Generating model matrices from multiple variables, some of which are categorical, requires special care. The reason for this is that rank-$k-1$ contrasts are appropriate for a categorical variable with $k$ levels when it aliases other terms, making it partially redundant. Using rank-$k$ for such a redundant variable will generally result in a rank-deficient model matrix and a model that can't be identified.

A categorical variable in a term aliases the term that remains when that variable is dropped. For example, with categorical a:

• In a, the sole variable a aliases the intercept term 1.
• In a&b, the variable a aliases the main effect term b, and vice versa.
• In a&b&c, the variable a alises the interaction term b&c (regardless of whether b and c are categorical).

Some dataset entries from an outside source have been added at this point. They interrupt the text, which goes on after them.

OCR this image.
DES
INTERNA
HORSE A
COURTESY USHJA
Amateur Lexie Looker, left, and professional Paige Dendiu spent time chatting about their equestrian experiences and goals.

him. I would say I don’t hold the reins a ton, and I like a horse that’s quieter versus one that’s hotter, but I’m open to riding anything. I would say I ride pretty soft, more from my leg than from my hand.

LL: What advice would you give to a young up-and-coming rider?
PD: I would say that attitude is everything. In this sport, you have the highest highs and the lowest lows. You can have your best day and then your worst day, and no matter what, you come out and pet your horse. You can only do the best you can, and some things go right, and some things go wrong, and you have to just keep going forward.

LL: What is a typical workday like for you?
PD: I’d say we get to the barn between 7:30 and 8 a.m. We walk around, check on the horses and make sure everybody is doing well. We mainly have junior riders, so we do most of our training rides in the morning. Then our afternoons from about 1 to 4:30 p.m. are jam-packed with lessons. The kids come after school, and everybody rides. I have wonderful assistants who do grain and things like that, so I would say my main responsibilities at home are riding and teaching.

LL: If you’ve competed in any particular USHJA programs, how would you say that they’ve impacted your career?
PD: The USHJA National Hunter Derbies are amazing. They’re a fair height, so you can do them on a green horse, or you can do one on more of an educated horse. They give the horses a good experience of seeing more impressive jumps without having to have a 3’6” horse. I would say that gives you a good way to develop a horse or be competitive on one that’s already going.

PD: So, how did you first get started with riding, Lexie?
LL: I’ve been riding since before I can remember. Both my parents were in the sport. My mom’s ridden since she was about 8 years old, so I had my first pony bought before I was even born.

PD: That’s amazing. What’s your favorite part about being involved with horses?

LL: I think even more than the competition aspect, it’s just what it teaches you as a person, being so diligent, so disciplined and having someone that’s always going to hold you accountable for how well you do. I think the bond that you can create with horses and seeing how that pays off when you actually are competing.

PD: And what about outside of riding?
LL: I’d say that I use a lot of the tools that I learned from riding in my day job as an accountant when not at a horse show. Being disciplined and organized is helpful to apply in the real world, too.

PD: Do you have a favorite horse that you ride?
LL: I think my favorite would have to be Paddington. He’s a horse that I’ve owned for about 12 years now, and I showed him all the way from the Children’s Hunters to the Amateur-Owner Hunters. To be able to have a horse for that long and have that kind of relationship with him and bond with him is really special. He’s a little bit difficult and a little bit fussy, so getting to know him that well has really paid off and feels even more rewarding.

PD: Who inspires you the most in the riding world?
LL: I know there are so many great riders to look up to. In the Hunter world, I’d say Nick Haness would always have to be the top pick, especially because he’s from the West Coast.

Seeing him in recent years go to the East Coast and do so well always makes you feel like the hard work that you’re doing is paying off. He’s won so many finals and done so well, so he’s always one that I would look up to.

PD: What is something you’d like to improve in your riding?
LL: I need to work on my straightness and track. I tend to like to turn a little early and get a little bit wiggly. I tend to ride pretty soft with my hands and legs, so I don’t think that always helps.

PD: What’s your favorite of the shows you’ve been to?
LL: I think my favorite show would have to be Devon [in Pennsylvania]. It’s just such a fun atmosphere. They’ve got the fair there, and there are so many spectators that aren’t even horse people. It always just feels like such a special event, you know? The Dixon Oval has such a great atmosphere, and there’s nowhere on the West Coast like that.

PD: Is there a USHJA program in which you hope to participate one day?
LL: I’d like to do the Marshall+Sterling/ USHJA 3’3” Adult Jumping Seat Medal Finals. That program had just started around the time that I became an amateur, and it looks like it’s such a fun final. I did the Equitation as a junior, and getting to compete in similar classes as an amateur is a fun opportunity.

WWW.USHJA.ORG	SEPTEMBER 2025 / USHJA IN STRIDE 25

If a categorical variable aliases another term that is present elsewhere in the formula, we call that variable redundant. A variable is non-redundant when the term that it alises is not present elsewhere in the formula. For categorical a, b, and c:

• In y ~ 1 + a, the a in the main effect of a aliases the intercept 1.
• In y ~ 0 + a, a does not alias any other terms and is non-redundant.
• In y ~ 1 + a + a&b:
• The b in a&b is redundant because it aliases the main effect a: dropping b from a&b leaves a.
• The a in a&b is non-redundant because it aliases b, which is not present anywhere else in the formula.

When constructing a ModelFrame from a Formula, each term is checked for non-redundant categorical variables. Any such non-redundant variables are "promoted" to full rank in that term by using FullDummyCoding instead of the contrasts used elsewhere for that variable.

One additional complexity is introduced by promoting non-redundant variables to full rank. For the purpose of determining redundancy, a full-rank dummy coded categorical variable implicitly introduces the term that it aliases into the formula. Thus, in y ~ 1 + a + a&b + b&c:

• In a&b, a aliases the main effect b, which is not explicitly present in the formula. This makes it non-redundant and so its contrast coding is promoted to FullDummyCoding, which implicitly introduces the main effect of b.
• Then, in b&c, the variable c is now redundant because it aliases the main effect of b, and so it keeps its original contrast coding system.